It has been a fabulous century for science and technology. Many inventions and innovations have been made in the past one hundred years largely due to the fact that there have been two World Wars. From the car all the way down to tiny chips, the technology surrounding us has never stopped growing or in some cases never ceased to get smaller. But due to some misfortune technology has become way too complicated for people to comprehend fully without being specialists; therefore, 95% of America is technologically illiterate by any reasonable standard according to a comment by Goldstein in 1993 (1).

This summer I have been working with two fellow Researchers and Dr. Krupczak to re-develop and improve his current course, Science and Technology of Everyday Life, for non-science and non-engineering majors offered here at Hope College. The course was designed to aid the non-science major to become more familiar with today's technology.

One important aspect of today's technology is the automobile, since nearly every household in America owns one. The internal combustion engine is one critical component of the car. The engine converts chemical energy into mechanical energy mainly using the 4-stroke cycle and the crankshaft. The crankshaft changes linear motion into rotational motion. The crankshaft shown on page 2 turns the up-down motion of the pistons into rotational motion of the flywheel.

The purpose of my work was to build a device to help students understand the function of the crankshaft in an internal combustion engine. The crankshaft demonstration must make the crankshaft function easier to understand and it must also be clearly observable. Our demonstration was an attempt to copy an engine but to make the rotation of the crankshaft visible and observable. Below is a picture of a crankshaft as found in a car engine. Our demonstration was to simulate this look almost exactly, i.e. the crank, pistons, and cylinders were to be located in a similar fashion as they are found in a car engine.

Fig. 1: View of Automobile Crankshaft, Pistons, and Cylinders taken from Crouse and Anglin. Automotive Engines, 8th Edition, Macmillan/McGraw-Hill, New York: 1995.

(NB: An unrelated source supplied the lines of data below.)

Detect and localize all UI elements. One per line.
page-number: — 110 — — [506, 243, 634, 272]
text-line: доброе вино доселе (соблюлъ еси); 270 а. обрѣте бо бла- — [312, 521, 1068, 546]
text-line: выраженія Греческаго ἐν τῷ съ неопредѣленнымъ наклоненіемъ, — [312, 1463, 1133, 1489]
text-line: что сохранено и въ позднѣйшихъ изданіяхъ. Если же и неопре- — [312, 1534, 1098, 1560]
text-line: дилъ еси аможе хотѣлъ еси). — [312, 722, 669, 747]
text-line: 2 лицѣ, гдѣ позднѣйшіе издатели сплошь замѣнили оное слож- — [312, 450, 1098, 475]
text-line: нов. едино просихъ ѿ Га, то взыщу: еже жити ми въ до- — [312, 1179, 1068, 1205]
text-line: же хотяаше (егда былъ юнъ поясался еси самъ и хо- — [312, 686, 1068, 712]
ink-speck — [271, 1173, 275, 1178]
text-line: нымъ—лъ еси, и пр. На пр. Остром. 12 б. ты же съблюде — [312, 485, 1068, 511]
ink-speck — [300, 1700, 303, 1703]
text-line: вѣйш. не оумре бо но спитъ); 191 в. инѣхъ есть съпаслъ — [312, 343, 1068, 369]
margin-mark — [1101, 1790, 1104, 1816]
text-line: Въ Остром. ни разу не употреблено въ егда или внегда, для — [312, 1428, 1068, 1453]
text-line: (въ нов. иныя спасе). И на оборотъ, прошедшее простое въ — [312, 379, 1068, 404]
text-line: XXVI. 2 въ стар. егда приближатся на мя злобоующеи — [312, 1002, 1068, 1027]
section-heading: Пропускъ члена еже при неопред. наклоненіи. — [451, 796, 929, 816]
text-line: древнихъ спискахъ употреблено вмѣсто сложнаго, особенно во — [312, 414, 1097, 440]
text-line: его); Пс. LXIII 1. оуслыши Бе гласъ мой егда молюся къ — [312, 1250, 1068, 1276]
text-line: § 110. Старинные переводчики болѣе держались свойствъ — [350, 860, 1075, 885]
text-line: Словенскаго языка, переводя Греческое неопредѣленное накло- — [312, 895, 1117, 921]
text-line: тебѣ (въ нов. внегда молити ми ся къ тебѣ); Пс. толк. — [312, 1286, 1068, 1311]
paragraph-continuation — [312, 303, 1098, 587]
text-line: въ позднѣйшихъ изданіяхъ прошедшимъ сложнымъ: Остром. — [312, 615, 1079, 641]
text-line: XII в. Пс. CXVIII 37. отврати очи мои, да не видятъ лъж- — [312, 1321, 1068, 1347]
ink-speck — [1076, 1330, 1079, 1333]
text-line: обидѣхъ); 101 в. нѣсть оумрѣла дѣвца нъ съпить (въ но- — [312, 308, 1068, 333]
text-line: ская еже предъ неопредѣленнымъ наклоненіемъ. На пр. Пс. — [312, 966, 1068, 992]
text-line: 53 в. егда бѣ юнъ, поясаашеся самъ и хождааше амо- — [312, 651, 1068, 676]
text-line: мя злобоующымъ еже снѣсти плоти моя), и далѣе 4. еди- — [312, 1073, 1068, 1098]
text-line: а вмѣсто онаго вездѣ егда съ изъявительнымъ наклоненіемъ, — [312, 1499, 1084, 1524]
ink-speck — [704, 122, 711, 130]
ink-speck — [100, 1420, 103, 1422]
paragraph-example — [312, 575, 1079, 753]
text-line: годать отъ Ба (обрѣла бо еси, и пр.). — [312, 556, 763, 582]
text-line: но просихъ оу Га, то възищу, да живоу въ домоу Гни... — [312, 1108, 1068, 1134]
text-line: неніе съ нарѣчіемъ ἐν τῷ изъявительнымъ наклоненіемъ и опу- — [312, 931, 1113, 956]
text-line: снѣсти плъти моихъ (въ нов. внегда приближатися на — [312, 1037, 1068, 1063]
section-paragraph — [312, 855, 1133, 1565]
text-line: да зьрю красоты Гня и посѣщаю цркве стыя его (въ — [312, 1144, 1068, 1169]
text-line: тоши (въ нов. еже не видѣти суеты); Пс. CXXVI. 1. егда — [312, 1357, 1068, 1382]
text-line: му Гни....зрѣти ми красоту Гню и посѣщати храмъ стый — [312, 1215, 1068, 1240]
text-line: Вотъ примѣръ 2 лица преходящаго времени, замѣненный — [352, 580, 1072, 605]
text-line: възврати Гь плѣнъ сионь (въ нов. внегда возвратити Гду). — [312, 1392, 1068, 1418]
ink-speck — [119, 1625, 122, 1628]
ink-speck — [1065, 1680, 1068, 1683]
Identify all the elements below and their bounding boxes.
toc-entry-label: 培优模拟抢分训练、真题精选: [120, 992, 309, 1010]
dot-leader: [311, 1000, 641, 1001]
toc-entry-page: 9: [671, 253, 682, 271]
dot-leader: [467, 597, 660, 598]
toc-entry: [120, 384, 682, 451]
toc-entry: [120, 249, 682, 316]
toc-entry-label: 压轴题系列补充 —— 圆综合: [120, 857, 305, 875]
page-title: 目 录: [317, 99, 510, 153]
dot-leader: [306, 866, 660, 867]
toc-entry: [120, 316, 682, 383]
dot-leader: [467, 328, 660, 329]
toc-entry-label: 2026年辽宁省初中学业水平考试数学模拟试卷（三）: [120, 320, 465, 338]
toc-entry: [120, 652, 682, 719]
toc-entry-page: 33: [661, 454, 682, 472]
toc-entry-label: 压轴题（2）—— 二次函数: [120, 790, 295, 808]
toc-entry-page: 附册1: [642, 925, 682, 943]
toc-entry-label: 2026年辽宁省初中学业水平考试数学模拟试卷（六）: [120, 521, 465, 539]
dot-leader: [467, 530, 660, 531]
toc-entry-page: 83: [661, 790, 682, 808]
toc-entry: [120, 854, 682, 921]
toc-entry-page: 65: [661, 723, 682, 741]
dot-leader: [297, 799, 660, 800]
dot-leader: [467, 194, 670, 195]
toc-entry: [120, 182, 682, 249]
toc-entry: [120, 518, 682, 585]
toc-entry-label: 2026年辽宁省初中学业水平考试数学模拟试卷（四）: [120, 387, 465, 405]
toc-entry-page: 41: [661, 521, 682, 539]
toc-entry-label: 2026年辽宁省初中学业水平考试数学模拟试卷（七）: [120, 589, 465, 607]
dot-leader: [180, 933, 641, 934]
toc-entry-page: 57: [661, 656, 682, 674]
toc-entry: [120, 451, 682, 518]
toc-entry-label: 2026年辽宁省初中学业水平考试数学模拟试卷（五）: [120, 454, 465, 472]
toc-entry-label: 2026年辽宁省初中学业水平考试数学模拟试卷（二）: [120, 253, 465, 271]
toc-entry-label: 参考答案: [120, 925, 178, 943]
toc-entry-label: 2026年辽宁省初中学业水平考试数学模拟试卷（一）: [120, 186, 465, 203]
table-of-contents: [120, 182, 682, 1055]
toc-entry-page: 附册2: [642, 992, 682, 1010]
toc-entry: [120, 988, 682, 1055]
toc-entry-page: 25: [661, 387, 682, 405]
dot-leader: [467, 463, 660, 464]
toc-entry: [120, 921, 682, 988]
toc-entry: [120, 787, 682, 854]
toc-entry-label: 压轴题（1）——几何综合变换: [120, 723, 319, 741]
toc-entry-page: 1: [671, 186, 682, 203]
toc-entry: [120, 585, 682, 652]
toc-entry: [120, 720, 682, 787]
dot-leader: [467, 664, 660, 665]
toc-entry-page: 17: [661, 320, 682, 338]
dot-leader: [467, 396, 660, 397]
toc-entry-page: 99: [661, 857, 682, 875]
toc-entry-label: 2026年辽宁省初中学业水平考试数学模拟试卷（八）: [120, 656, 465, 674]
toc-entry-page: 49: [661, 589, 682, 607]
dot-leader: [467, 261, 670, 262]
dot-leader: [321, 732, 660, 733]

It was decided that a clear acrylic enclosure was to be designed and built to go along with a base for the crankshaft that was already built. The design phase went from simple conceptual pencil drawings to more sophisticated drawings on CAD. After all the necessary measurements were made and materials ordered, a mock enclosure was built out of cardboard to ensure that no detail was overlooked. Any flaws found at this stage were easily corrected and construction began. Construction consisted of cutting and preparing all acrylic materials and then gluing them together. The final assembly was then mounted onto the base of the crankshaft using L-brackets to provide stability and support. The project was a success; all design requirements were met and the final product has a professional appearance.